Cuando Amara volvió con su hijo en hombros, ya no había ningún hombre de pelo blanco. Y la esperanza que ella tenía de verlo de nuevo murió como flama al viento.

- Volvamos con papá y Joseph. - le susurro con suavidad la pelinegra a su hijo menor.

En el infierno, Adirael estaba sentado en su cama, mirando el suelo perdido en sus pensamientos. Hoy había reído, había sentido algo por un milisegundo.

Restrego su rostro con sus manos y gruño molesto.

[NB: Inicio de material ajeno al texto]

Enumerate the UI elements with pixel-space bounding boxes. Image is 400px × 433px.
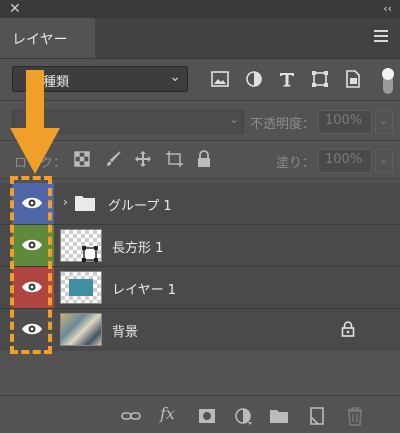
fill-dropdown[interactable]: ⌄ (375, 149, 393, 173)
tab-layers[interactable]: レイヤー (0, 18, 95, 58)
layer-thumbnail (60, 271, 102, 304)
thumbnail-content (69, 279, 93, 296)
new-fill-adjustment-icon[interactable] (232, 405, 254, 427)
panel-title-bar: ✕ ‹‹ (0, 0, 400, 18)
divider (0, 140, 400, 141)
down-arrow-annotation (10, 70, 60, 174)
folder-icon (75, 196, 95, 211)
fill-field[interactable]: 100% (318, 149, 372, 173)
expand-chevron-icon[interactable]: › (63, 195, 68, 209)
layer-row-background[interactable]: 背景 (0, 309, 400, 350)
tab-layers-label: レイヤー (12, 32, 68, 48)
layers-list: › グループ 1 長方形 1 レイヤー 1 背景 (0, 183, 400, 351)
hamburger-icon[interactable] (374, 30, 388, 42)
panel-tab-row: レイヤー (0, 18, 400, 59)
opacity-label: 不透明度： (250, 117, 316, 132)
highlight-box (10, 176, 52, 354)
lock-icon (341, 321, 355, 337)
opacity-dropdown[interactable]: ⌄ (375, 110, 393, 134)
smart-object-filter-icon[interactable] (342, 68, 364, 90)
filter-toggle-switch[interactable] (382, 68, 394, 94)
layer-row-group-1[interactable]: › グループ 1 (0, 183, 400, 225)
fx-icon[interactable]: fx (160, 404, 175, 423)
opacity-value: 100% (325, 113, 363, 128)
divider (0, 395, 400, 396)
adjustment-filter-icon[interactable] (243, 68, 265, 90)
lock-artboard-icon[interactable] (164, 150, 184, 168)
layer-row-rectangle-1[interactable]: 長方形 1 (0, 225, 400, 267)
shape-filter-icon[interactable] (309, 68, 331, 90)
layer-name: グループ 1 (108, 199, 172, 214)
lock-image-pixels-icon[interactable] (104, 150, 122, 168)
lock-all-icon[interactable] (196, 150, 212, 168)
add-mask-icon[interactable] (196, 405, 218, 427)
type-filter-icon[interactable] (276, 68, 298, 90)
layer-name: レイヤー 1 (112, 283, 177, 298)
new-group-icon[interactable] (268, 405, 290, 427)
lock-position-icon[interactable] (134, 150, 152, 168)
image-filter-icon[interactable] (209, 68, 231, 90)
shape-layer-icon (82, 246, 98, 262)
new-layer-icon[interactable] (306, 405, 328, 427)
fill-label: 塗り： (276, 156, 316, 171)
collapse-icon[interactable]: ‹‹ (383, 0, 392, 18)
divider (0, 100, 400, 101)
delete-icon[interactable] (344, 405, 366, 427)
chevron-down-icon: ⌄ (169, 69, 181, 85)
lock-transparent-pixels-icon[interactable] (74, 151, 90, 167)
layer-row-layer-1[interactable]: レイヤー 1 (0, 267, 400, 309)
opacity-field[interactable]: 100% (318, 110, 372, 134)
link-layers-icon[interactable] (120, 405, 142, 427)
close-icon[interactable]: ✕ (9, 0, 21, 18)
chevron-down-icon: ⌄ (228, 112, 239, 126)
layer-name: 長方形 1 (112, 241, 164, 256)
layer-thumbnail (60, 313, 102, 346)
layer-name: 背景 (112, 325, 139, 340)
fill-value: 100% (325, 152, 363, 167)
divider (0, 178, 400, 179)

No necesitaba sentir nada. No quería volver a sentir nada.

- Maldita sea.


Ese noche la lluvia no dejo de caer hasta la siguiente luna. Y Amara, como siempre que lluvia, lloro sola en su lado de la cama. Mirando por la ventana y añorando un toque que no conocía.

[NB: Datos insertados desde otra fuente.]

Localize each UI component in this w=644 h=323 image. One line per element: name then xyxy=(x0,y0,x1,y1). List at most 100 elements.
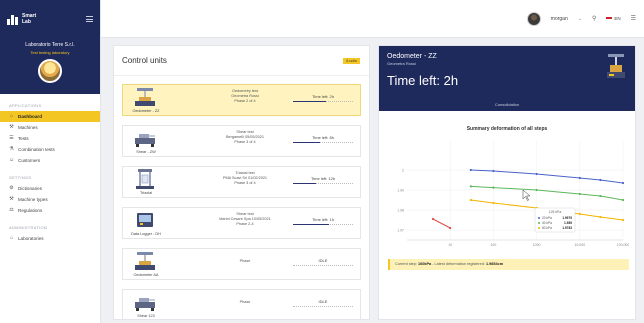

La conexión que ambos tenían, seguía igual de fuerte. Pero ninguno la reconocía. Amara no la recordaba, y Adirael hacia lo mas que podía por ignorarla.

Un decada paso y las aldeas alrededor fueron incrementando. Nuevas familias subieron como la espuma y los hijos de Amara y Christopher finalmente se dueron de casa a hacer sus propias vidas.

La edad cayo sobre ella y su esposo y la vida se volvió lenta, tranquila y silenciosa. Ahora miraban los arboles sentados en su balcón, tomados de la mano y respirando el aire tan amable que les daba brisa.

- Cariño.

- Dime - respondió con voz ronca de edad el rubio, ahora peliblanco.

- Llama a los niños.- Ella no tenia que explicarle el porque. Christopher solo se levanto de su silla con su bastón y empezó a escribir la carta.

Las lagrimas bajaban por su piel marcada por las memorias de su larga vida y caían sobre el grueso papel. Sus manos temblorosas amarraron el rollo a Rubi, la paloma de la familia, antes de tirarla al aire y verla volar.

- Vamos a la cama - le susurro cariñosamente a la pelinegra que miraba el horizonte tranquilamente. - vamos a descansar.

- ¿Crees que lleguen?- pregunto con voz rota la madre, añorando ver una última vez a sus hijos antes de partir.

- Sí, ellos estarán aqui.- Christopher tenia la mirada llena de lágrimas mientras arropaba a su esposa y se aseguraba de que estuviera lo más cómoda posible.